The inner one-third of the myometrium (termed the junctional or sub-endometrial layer) appears to be derived from the Müllerian duct, while the outer, more predominant layer of the myometrium appears to originate from non-Müllerian tissue and is the major contractile tissue during parturition and abortion. The junctional layer appears to function like a circular muscle layer, capable of peristaltic and anti-peristaltic activity, equivalent to the muscular layer of the intestines.

Muscular structure

The molecular structure of the smooth muscle of myometrium is very similar to that of smooth muscle in other sites of the body, with myosin and actin being the predominant proteins. In uterine smooth muscle, there is approximately 6-fold more actin than myosin. A shift in the myosin expression of the uterine smooth muscle may be responsible for changes in the directions of uterine contractions during the menstrual cycle.

Function

Contraction

The myometrium stretches (the smooth muscle cells expand in both size and number) during pregnancy to allow for the uterus to become several times its non-gravid size, and contracts in a coordinated fashion, via a positive feedback effect on the "Ferguson reflex", during the process of labor. After delivery, the myometrium contracts to expel the placenta, and crisscrossing fibres of middle layer compress the blood vessels to minimize blood loss. A positive benefit to early breastfeeding is a stimulation of this reflex to reduce further blood loss and facilitate a swift return to prepregnancy uterine and abdominal muscle tone.

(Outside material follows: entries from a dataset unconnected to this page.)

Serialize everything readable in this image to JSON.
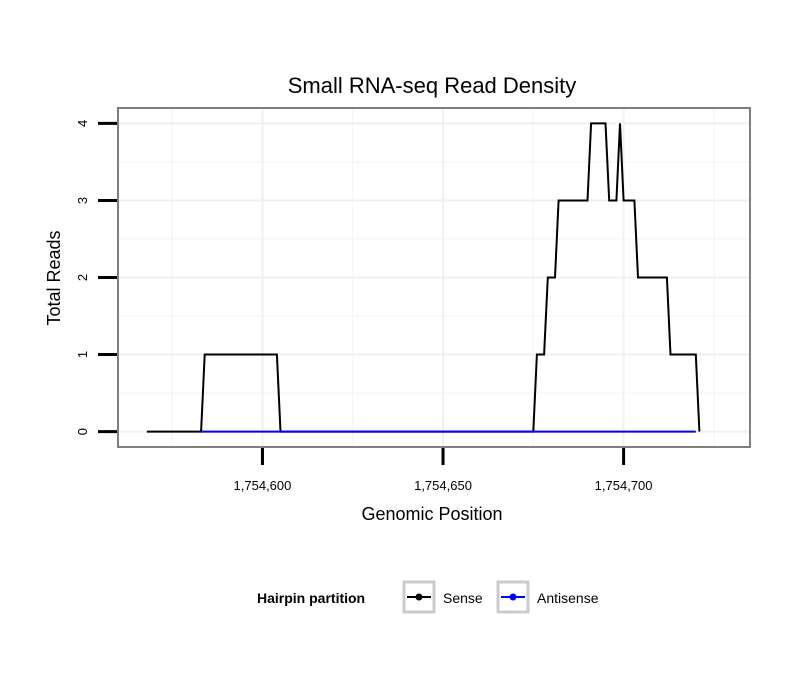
{
  "chart_data": {
    "type": "line",
    "title": "Small RNA-seq Read Density",
    "xlabel": "Genomic Position",
    "ylabel": "Total Reads",
    "xlim": [
      1754560,
      1754735
    ],
    "ylim": [
      -0.2,
      4.2
    ],
    "x_ticks": [
      1754600,
      1754650,
      1754700
    ],
    "x_tick_labels": [
      "1,754,600",
      "1,754,650",
      "1,754,700"
    ],
    "y_ticks": [
      0,
      1,
      2,
      3,
      4
    ],
    "y_tick_labels": [
      "0",
      "1",
      "2",
      "3",
      "4"
    ],
    "grid": true,
    "legend": {
      "title": "Hairpin partition",
      "position": "bottom",
      "entries": [
        "Sense",
        "Antisense"
      ]
    },
    "series": [
      {
        "name": "Sense",
        "color": "#000000",
        "x": [
          1754568,
          1754583,
          1754584,
          1754604,
          1754605,
          1754675,
          1754676,
          1754678,
          1754679,
          1754681,
          1754682,
          1754690,
          1754691,
          1754695,
          1754696,
          1754698,
          1754699,
          1754700,
          1754701,
          1754703,
          1754704,
          1754712,
          1754713,
          1754720,
          1754721
        ],
        "y": [
          0,
          0,
          1,
          1,
          0,
          0,
          1,
          1,
          2,
          2,
          3,
          3,
          4,
          4,
          3,
          3,
          4,
          3,
          3,
          3,
          2,
          2,
          1,
          1,
          0
        ]
      },
      {
        "name": "Antisense",
        "color": "#0000ff",
        "x": [
          1754583,
          1754605,
          1754675,
          1754720
        ],
        "y": [
          0,
          0,
          0,
          0
        ]
      }
    ]
  }
}
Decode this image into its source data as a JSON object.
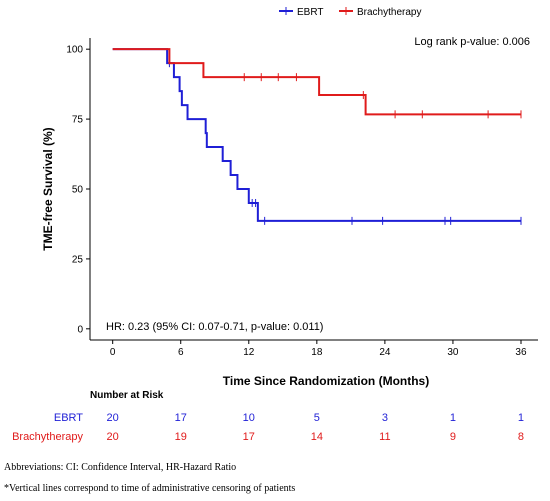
{
  "chart_data": {
    "type": "line",
    "step": true,
    "xlabel": "Time Since Randomization (Months)",
    "ylabel": "TME-free Survival (%)",
    "xlim": [
      -2,
      37.5
    ],
    "ylim": [
      -4,
      104
    ],
    "x_ticks": [
      0,
      6,
      12,
      18,
      24,
      30,
      36
    ],
    "y_ticks": [
      0,
      25,
      50,
      75,
      100
    ],
    "grid": false,
    "legend_position": "top",
    "series": [
      {
        "name": "EBRT",
        "color": "#1f1fd6",
        "steps": [
          [
            0,
            100
          ],
          [
            4.8,
            95
          ],
          [
            5.4,
            90
          ],
          [
            5.9,
            85
          ],
          [
            6.1,
            80
          ],
          [
            6.6,
            75
          ],
          [
            8.2,
            70
          ],
          [
            8.3,
            65
          ],
          [
            9.7,
            60
          ],
          [
            10.4,
            55
          ],
          [
            11,
            50
          ],
          [
            12,
            45
          ],
          [
            12.8,
            38.6
          ],
          [
            36,
            38.6
          ]
        ],
        "censor_times": [
          5,
          12.3,
          12.6,
          13.4,
          21.1,
          23.8,
          29.3,
          29.8,
          36
        ]
      },
      {
        "name": "Brachytherapy",
        "color": "#e01b1b",
        "steps": [
          [
            0,
            100
          ],
          [
            5,
            95
          ],
          [
            8,
            90
          ],
          [
            18.2,
            83.6
          ],
          [
            22.3,
            76.7
          ],
          [
            36,
            76.7
          ]
        ],
        "censor_times": [
          11.6,
          13.1,
          14.6,
          16.2,
          22.1,
          24.9,
          27.3,
          33.1,
          36
        ]
      }
    ],
    "annotations": {
      "log_rank": "Log rank p-value: 0.006",
      "hr": "HR: 0.23 (95% CI: 0.07-0.71, p-value: 0.011)"
    },
    "risk_table": {
      "title": "Number at Risk",
      "rows": [
        {
          "label": "EBRT",
          "color": "#1f1fd6",
          "values": [
            20,
            17,
            10,
            5,
            3,
            1,
            1
          ]
        },
        {
          "label": "Brachytherapy",
          "color": "#e01b1b",
          "values": [
            20,
            19,
            17,
            14,
            11,
            9,
            8
          ]
        }
      ]
    }
  },
  "footnotes": {
    "abbreviations": "Abbreviations: CI: Confidence Interval, HR-Hazard Ratio",
    "censoring": "*Vertical lines correspond to time of administrative censoring of patients"
  }
}
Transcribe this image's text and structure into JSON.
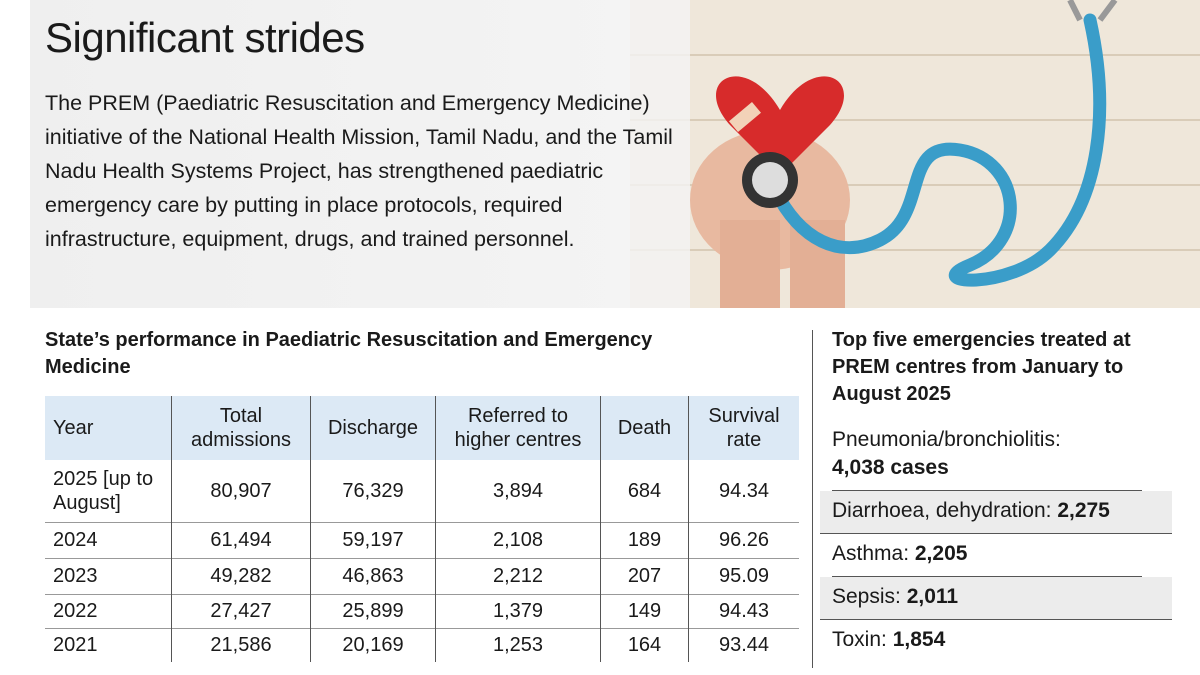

Uterine smooth muscle has a phasic pattern, shifting between a contractile pattern and maintenance of a resting tone with discrete, intermittent contractions of varying frequency, amplitude and duration.

As noted for the macrostructure of uterine smooth muscle, the junctional layer appears to be capable of both peristaltic and anti-peristaltic activity.

Resting state
The resting membrane potential (Vrest) of uterine smooth muscle has been recorded to be between -35 and -80 mV. As with the resting membrane potential of other cell types, it is maintained by a Na+/K+ pump that causes a higher concentration of Na+ ions in the extracellular space than in the intracellular space, and a higher concentration of K+ ions in the intracellular space than in the extracellular space. Subsequently, having K+ channels open to a higher degree than Na+ channels results in an overall efflux of positive ions, resulting in a negative potential.

This resting potential undergoes rhythmic oscillations, which have been termed slow waves, and reflect intrinsic activity of slow wave potentials. These slow waves are caused by changes in the distribution of Ca2+, Na+, K+ and Cl− ions between the intracellular and extracellular spaces, which, in turn, reflects the permeability of the plasma membrane to each of those ions. K+ is the major ion responsible for such changes in ion flux, reflecting changes in various K+ channels.

Excitation-contraction
The excitation-contraction coupling of uterine smooth muscle is also very similar to that of other smooth muscle in general, with intracellular increase in calcium (Ca2+) leading to contraction.

Restoration to resting state
Removal of Ca2+ after contraction induces relaxation of the smooth muscle, and restores the molecular structure of the sarcoplasmic reticulum for the next contractile stimulus.